My post last week pointing to a few collections of best practices for writing clicker questions seemed to go over well, so I thought I would return to that topic. As it happens, I put together my own list of best practices to share at the minicourse on teaching with clickers that Adam Lucas and I led at the Joint Mathematics Meetings in San Francisco last week. The following list summarizes some of the resources from my earlier post and adds a few tips of my own.
- Note your rhetorical questions and turn them into actual questions. You might scan your old lesson plans for rhetorical questions embedded there. You might also have a TA or student take notes on the rhetorical questions you ask during class.
- Consider multiple-choice questions that wouldn’t make sense on exams. For instance, asking a question with more than one right answer (perhaps where one answer is a little better than the other) wouldn’t work on an exam, but this kind of question does a great job of generating discussion during class.
- But align some of your questions with exam questions! If students figure out that your clicker questions aren’t helping them prepare for other, more significant evaluations, they’ll tune them out. Your clicker questions should align well with your exam questions in content and style if not format.
- Base wrong answers on common student misconceptions.
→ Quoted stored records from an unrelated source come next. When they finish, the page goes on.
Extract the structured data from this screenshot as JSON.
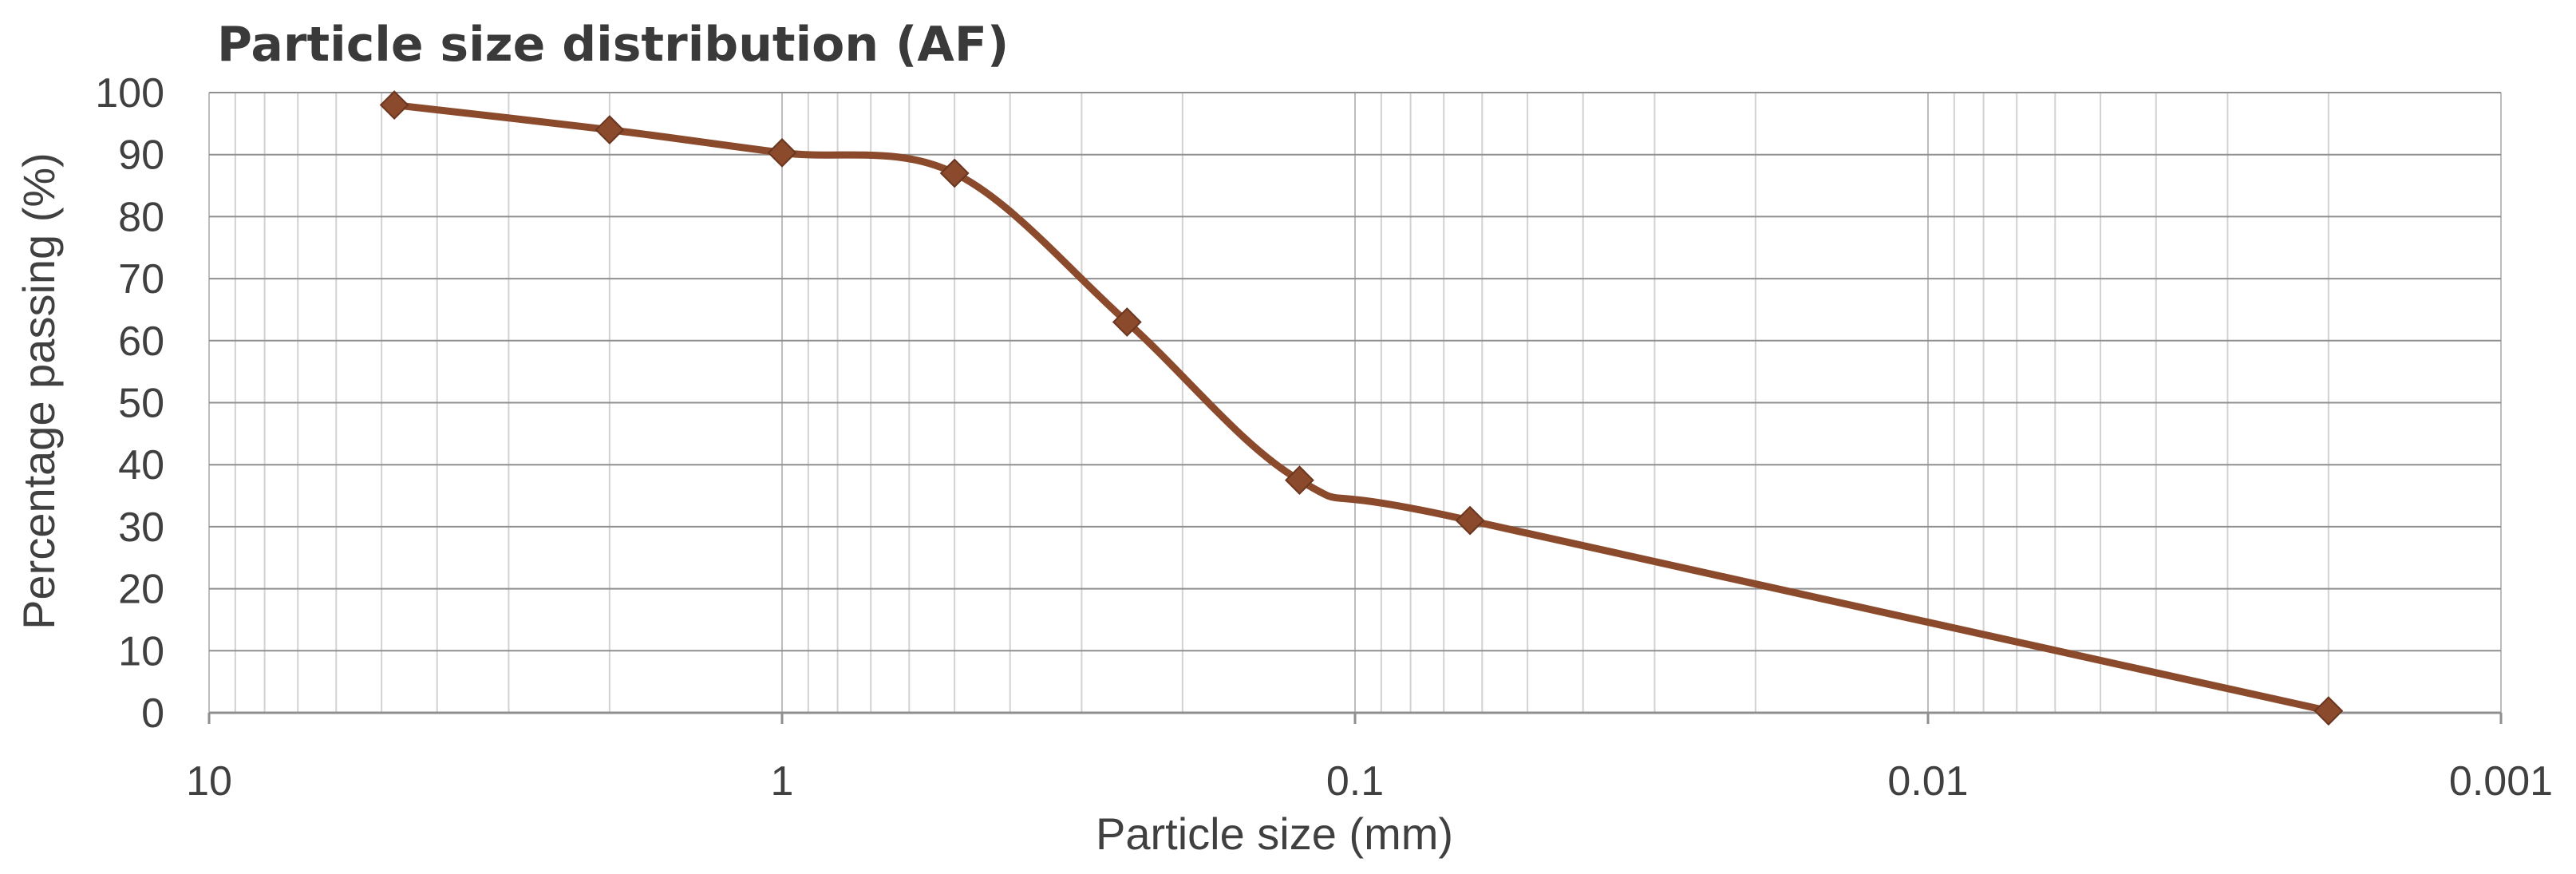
{
  "chart_data": {
    "type": "line",
    "title": "Particle size distribution (AF)",
    "xlabel": "Particle size (mm)",
    "ylabel": "Percentage passing (%)",
    "x_scale": "log",
    "x_reversed": true,
    "xlim": [
      10,
      0.001
    ],
    "ylim": [
      0,
      100
    ],
    "x_ticks": [
      "10",
      "1",
      "0.1",
      "0.01",
      "0.001"
    ],
    "y_ticks": [
      "0",
      "10",
      "20",
      "30",
      "40",
      "50",
      "60",
      "70",
      "80",
      "90",
      "100"
    ],
    "grid": true,
    "smooth": true,
    "series": [
      {
        "x": [
          4.75,
          2,
          1,
          0.5,
          0.25,
          0.125,
          0.063,
          0.002
        ],
        "y": [
          98,
          94,
          90.3,
          87,
          63,
          37.5,
          31,
          0.3
        ],
        "color": "#8B4A2B",
        "marker": "diamond"
      }
    ]
  }
}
How to discover common student misconceptions? Use your intuition, of course. You can also look through old exams, recent homework, and even pre-class quizzes completed by students the night before class. There’s also the option of using answers provided by students on-the-fly during class.
- Consider how many correct answers you expect to receive. Anticipating the results of a clicker question will help you think about what it might accomplish in class. Don’t beat down your students; ask some easy questions every now and then. However, too many easy questions can turn students off. To generate discussion, aim for 30-70% incorrect answers in most cases.
- Aim for conceptual understanding and application, not just factual recall. Ask yourself what you want your students to know or to do by the end of class, then design your question around those goals.
- Add confidence levels to questions with only two answers. For example, instead of having the answer choices TRUE and FALSE, use the choices TRUE – High Confidence, TRUE – Low Confidence, FALSE – Low Confidence, FALSE – High Confidence. This will give you more nuanced data on where your students stand with the topic at hand.
- Revise your questions over time by replacing unpopular answer choices, listening for new answer choices in student discussion of a question, and sharing your clicker questions with other instructors for feedback and suggestions.
- Finally, don’t stress out. If your question isn’t perfect, you can adapt. Test questions that are worded a little bit incorrectly can cause problems, but you can roll with imperfections in your in-class clicker questions.
What are your suggestions for writing effective clicker questions?